Alexander Afanasyev / Kathleen Cook

There was once a rich merchant called Marko, and no one was more tight-fisted than he. One day he went for a walk and on the way he saw an old man sitting and begging: "Alms for the love of Christ, Christian folk!" Marko the Rich walked past him. At that moment a poor man walking behind him took pity on the beggar and gave him a kopeck. The rich man felt ashamed, so he stopped and said to the poor man: "Hey, fellow. Lend me a kopeck. I want to give the poor soul something, but I've no small change!" The other man gave him a kopeck and asked: "When shall I come to collect my debt?" "Tomorrow!" The next day the poor man went to the rich man to get him kopeck. He went into the big courtyard: "Is Marko the Rich at home?" "He is. What do you want?" asked Marko. "I've come for my kopeck." "Come back later, my man. I really have no small change." The poor man bowed and went off, saying: "I'll come back tomorrow." The next morning he came and the same thing happened. "I've no small coins. Give me change for a hundred-ruble note, if you like, or come again in a fortnight's time." A fortnight later the poor man again went to the rich man, but Marko the Rich saw him coming and said to his wife: "Quick, wife! I'll take my clothes off and lie down under the icons; you cover me with a sheet, sit down and cry like I was dead. When the man comes for his money, tell him I passed away today."
The wife did as her husband bade her: she sat and wept bitterly. The poor man came into the room. "What do you want?" she asked. "The money I lent Marko the Rich," replied the poor man. "Well, my good fellow, Marko the Rich is no more. He has just this moment passed away." "God rest his soul! Allow me to be of service to him for my kopeck, mistress; let me wash down his sinful body." So saying he seized a pot of hot water and began to pour it on Marko the Rich.

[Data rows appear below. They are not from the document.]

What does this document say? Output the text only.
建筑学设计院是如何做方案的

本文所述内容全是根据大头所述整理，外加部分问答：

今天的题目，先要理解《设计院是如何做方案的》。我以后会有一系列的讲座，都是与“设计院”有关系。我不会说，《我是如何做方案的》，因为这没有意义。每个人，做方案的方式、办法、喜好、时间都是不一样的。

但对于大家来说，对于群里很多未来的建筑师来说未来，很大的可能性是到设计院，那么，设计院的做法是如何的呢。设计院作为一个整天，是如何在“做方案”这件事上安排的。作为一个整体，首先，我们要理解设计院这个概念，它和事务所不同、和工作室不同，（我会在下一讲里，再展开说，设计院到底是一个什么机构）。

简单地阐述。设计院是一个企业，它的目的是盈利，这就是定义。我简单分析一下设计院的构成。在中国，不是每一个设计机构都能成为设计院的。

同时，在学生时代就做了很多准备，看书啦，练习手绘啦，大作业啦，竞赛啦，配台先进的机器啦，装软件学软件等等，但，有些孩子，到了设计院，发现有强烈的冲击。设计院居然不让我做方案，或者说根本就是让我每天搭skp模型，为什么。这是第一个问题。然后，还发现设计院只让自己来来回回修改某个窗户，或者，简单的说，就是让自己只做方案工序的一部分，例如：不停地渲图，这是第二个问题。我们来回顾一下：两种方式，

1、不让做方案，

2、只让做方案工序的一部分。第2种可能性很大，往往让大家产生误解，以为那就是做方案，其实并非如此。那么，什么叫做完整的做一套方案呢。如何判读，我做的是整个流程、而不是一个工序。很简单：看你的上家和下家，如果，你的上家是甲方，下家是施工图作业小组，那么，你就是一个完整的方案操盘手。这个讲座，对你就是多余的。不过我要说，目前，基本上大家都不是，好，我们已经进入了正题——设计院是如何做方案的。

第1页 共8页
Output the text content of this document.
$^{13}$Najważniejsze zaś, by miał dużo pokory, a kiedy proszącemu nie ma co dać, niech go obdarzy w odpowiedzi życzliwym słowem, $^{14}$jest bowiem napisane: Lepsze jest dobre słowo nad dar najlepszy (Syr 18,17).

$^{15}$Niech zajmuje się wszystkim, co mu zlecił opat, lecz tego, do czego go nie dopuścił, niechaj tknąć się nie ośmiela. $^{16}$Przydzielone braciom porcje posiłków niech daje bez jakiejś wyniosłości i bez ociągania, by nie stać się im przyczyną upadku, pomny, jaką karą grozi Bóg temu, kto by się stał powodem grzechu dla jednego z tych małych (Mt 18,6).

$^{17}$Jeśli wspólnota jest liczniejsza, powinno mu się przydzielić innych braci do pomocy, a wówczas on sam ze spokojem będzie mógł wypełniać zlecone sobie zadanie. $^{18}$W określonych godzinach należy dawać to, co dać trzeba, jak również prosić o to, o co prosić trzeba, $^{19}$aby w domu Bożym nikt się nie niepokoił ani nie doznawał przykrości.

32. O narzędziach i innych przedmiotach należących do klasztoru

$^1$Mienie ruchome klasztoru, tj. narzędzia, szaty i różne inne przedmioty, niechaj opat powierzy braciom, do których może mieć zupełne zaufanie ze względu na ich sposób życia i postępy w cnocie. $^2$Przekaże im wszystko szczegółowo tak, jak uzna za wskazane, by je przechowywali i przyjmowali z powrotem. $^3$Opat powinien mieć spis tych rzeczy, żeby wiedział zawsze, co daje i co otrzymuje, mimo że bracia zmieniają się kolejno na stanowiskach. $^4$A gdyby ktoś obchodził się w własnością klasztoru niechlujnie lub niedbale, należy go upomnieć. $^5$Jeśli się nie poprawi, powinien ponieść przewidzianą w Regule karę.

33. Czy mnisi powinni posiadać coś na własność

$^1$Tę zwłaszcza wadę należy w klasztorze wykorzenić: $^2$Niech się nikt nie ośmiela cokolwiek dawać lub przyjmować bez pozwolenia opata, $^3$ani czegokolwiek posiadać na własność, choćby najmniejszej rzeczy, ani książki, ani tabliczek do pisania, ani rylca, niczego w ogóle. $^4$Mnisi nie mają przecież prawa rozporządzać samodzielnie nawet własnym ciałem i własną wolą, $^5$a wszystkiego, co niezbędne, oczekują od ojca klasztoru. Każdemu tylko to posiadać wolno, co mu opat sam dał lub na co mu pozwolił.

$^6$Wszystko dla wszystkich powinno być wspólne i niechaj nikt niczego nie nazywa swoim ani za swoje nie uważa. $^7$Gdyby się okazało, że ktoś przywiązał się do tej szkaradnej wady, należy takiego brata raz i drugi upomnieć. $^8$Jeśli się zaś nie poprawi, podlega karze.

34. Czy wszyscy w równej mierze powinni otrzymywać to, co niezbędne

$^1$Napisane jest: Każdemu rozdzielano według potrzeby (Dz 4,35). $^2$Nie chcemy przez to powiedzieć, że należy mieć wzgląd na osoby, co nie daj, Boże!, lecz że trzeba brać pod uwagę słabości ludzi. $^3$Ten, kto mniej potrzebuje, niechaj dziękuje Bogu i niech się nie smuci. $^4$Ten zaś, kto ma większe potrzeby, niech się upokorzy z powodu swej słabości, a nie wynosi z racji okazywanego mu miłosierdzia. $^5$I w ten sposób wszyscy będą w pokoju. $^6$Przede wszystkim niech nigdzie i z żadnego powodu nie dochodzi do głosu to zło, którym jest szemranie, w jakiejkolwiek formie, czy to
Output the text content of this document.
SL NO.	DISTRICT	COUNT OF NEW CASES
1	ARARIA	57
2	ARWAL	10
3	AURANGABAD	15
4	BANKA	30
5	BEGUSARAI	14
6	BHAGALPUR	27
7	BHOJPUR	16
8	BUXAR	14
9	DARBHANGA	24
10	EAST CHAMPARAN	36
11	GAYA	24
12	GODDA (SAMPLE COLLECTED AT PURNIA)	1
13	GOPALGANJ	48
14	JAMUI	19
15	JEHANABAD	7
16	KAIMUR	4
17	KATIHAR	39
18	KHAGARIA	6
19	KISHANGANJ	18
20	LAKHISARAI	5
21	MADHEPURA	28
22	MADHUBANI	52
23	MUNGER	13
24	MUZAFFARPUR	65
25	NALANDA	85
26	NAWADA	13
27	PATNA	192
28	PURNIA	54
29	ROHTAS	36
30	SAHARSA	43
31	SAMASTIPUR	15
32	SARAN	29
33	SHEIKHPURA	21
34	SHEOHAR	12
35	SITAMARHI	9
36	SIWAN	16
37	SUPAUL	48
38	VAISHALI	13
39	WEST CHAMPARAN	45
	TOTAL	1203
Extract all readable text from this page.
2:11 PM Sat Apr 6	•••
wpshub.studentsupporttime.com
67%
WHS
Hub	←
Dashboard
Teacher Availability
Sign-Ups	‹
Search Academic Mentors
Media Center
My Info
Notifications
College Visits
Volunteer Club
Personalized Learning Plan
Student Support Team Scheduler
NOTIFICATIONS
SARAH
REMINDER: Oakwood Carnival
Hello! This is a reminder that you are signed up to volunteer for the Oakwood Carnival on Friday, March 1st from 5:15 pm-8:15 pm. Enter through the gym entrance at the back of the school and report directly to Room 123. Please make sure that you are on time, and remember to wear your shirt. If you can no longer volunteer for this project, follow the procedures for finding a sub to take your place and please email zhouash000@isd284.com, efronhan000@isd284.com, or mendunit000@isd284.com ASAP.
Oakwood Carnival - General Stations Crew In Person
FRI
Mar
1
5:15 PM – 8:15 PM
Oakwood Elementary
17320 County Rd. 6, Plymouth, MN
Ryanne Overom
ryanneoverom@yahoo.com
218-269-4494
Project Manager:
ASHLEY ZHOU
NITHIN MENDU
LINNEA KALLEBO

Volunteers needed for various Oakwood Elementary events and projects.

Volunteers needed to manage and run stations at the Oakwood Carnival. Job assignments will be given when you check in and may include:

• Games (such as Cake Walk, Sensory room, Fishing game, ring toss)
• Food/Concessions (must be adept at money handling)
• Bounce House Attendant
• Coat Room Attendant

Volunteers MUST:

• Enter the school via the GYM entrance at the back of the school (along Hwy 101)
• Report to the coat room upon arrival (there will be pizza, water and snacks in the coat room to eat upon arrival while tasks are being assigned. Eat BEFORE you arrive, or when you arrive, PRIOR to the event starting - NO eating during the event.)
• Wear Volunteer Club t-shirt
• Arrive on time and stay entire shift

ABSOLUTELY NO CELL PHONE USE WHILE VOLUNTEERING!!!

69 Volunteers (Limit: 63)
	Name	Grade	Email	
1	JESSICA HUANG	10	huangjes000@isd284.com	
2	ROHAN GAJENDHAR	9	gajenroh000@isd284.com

Marko could hardly bear it and twitched his nose and feet. "Twitch as much as you like, but give me back my kopeck!" said the poor man. He washed him down, dressed him fittingly and said: "Go buy a coffin, widow, and we'll carry him to the church; I'll read the Psalter over him." So they put Marko the Rich in a coffin and carried him to the church, where the poor man read the Psalter over him.
Night fell dark as pitch. Suddenly a window opened and thieves began to climb into the church. The poor man hid behind the altar. The thieves began dividing up their ill-gotten gains until there was nothing left but a gold sabre, which they were all tugging and would not let go. Then the poor man jumped out and shouted: "Why are you quarrelling?
Let whoever cuts off the corpse's head have the sabre!" Marko the Rich jumped up in alarm. The thieves took fright, dropped their booty and fled. "Come on, my man," said Marko, "let us divide up the money." So they shared it out equally; both of them had a big pile. "What about the kopeck?" asked the poor man. "You can see for yourself, brother, I've no small change!" And so it was that Marko the Rich never repaid his debt.